Authentication and Authorization in WCF Services
After we create any wcf service, some questions related to security of our service pops ups in our mind more often what we require to know in this regard is
a) How to control access to our service by only predefined clients?
b) What functionality of service is exposed to what client?
WCF authentication and authorization is the answer to this question. Authentication enables us to identify clients that call the service. Authorization enables us to determine what operations authenticated clients can access.
To authorize, we first need to authenticate. To do that, you must be able to identify clients. Clients can identify themselves by providing evidence such as a Windows account, a user name / password or a certificate. Clients must also know that they are calling the service they intend to call. Services can identify themselves by providing a certificate.
A WCF service is a .NET application hence one can use familiar security techniques, including code access and role-based security. At the same time the client and service communicate by exchanging XML messages. You may need to secure these messages as well.
Protecting messages as they are transferred from client to server and back is known as transfer security.
WCF provides two mechanisms for transfer security:
1) Transport security :
The packets sent “on the wire” include the caller’s credentials and the message. Both of which are encrypted using whatever mechanism the transport protocol uses. For example, if you use TCP, you will likely use Transport Layer Security (TLS) and if you use HTTPS, you will likely use Secure Sockets Layer (SSL).

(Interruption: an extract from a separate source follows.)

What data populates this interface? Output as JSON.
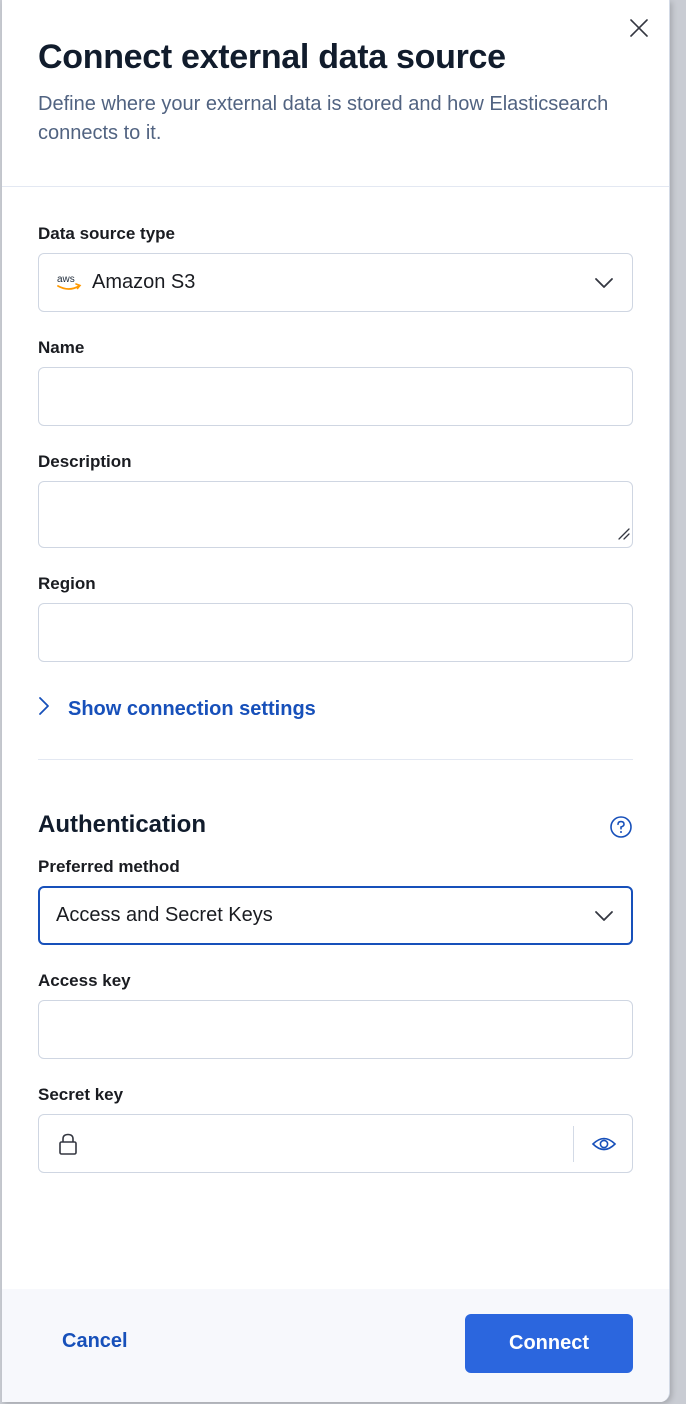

It is generally faster to encrypt and decrypt messages that use transport security and you can benefit from hardware acceleration to improve performance.
A downside to transport security is that messages are encrypted only from point to point. Suppose a client sends a message to a service. The client encrypts the message and the service decrypts it. If the service then forwards the message to another service, the service forwarding the message will not automatically encrypt it.
Transport security is interoperable because Transport security does require both clients and services to support the WS-Security specification unlike message security.
By default, the following bindings use transport security
2) Message security:
The caller’s credentials are included in the message and the message is encrypted using the WS-Security specification. In case of message security the service will encrypt the message before passing it on to another service unlike transport security.
A downside to message security is that it requires both clients and services to support the WS-Security specification
By default, the following bindings use message security
3) No security: The BasicHttpBinding by default uses none as its security mode. In other words, message sent using this binding are not secure. This enables interoperability with ASMX Web services.
By modifying either properties of the binding or by specifying service behaviors, we can associate different security mode with binding other than its default security mode.
WCF supports the following six security modes:
1) None-Messages are not secured.
2) Transport-Messages are secured using transport security. You can use this in the scenarios of internal self-hosted and Web-hosted services.
3) Message: Messages are secured using message security. You can use this in the scenario of internal self-hosted service.
4) TransportWithMessageCredential: Message protection and authorization occur at the transport level and credentials are passed with the message. You can use this in the scenario of public Web-hosted service.
5) TransportCredentialOnly: Credentials are passed at the transport level but the message is not encrypted. This option is available only if you are using the BasicHttpBinding binding.
6) Both: Messages are secured using both transport level and message level security. This is supported only if you are using Microsoft Message Queue Server.
WCF clients & services identify themselves by passing credentials.
Credential types applicable to transport level security:
1) Windows: The client uses a Windows token representing the logged in user’s Windows identity. The service uses the credentials of the process identity or an SSL certificate. You can use this in scenario of internal self-hosted service.
2) Basic: The client passes a user name and password to the service. Typically, the user will enter the user name and password in a login dialog box. The service uses a SSL certificate. This option is available only with HTTP protocols. You can use this in the scenario of internal Web-hosted service.
3) Certificate: The client uses an X.509 certificate and the service uses either that certificate or an SSL certificate.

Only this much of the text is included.